So, jetzt sollte dein System automatisch deinen Samba-Server starten.
Weitere Infos zu den Runlevel und Startskripten findest du unter: http://www.xinux.de/docs/linux/linuxfibel/booten.htm#runlevel


----------



## McAlek (10. April 2003)

Danke!! 

eine Frage hätt ich dann doch noch 

was ist ein symbolic link und wofür is der gut? ich kanns zwar blind abschreiben aber das bringt mir nix. ich würds gern lernen 

danke nochmal


----------



## Marcus Roffmann (10. April 2003)

Ein "symbolic link" ist wie der Name schon sagt ein "symbolischer Link", also sowas wie eine Verknüpfung.

Beispiel (Windows):
Du willst ein Programm als Link auf deinem Desktop haben, dann machst du ja auch eine Verknüpfung.

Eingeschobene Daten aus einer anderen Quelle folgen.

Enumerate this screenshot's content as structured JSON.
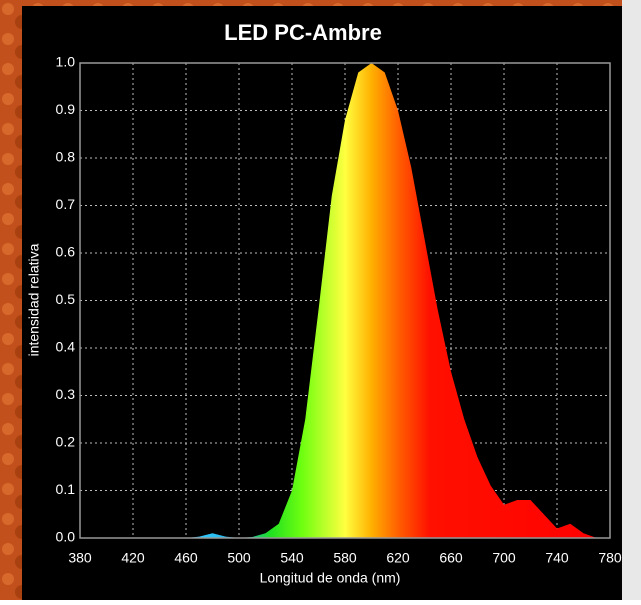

Sowas gibt es auch unter Linux!

Konnte ich dir damit helfen? 

Ein bißchen mehr zu solchen Sachen findest du auch unter: http://www.linuxfibel.de/file+dir.htm#ln


----------



## McAlek (11. April 2003)

danke der link is ja gold wert!! klasse da hab ich was um mir die nacht um die ohren zuschlagen  mein chef wird sich freuen morgen *hehe*


----------



## McAlek (11. April 2003)

s geht immer noch nicht 

beim booten heisst es smb unused das is soooo nervig. warum kann nicht alles so einfach sein wie windows *grummel*


----------



## McAlek (11. April 2003)

jetzt gehts. phu war das ne geburt.

für alle die das gleiche problem mal haben:

ICh hab einfach unter Yast 2 runlevel editor. den samba deaktiviert und wieder aktiviert da gings plötzlich.


----------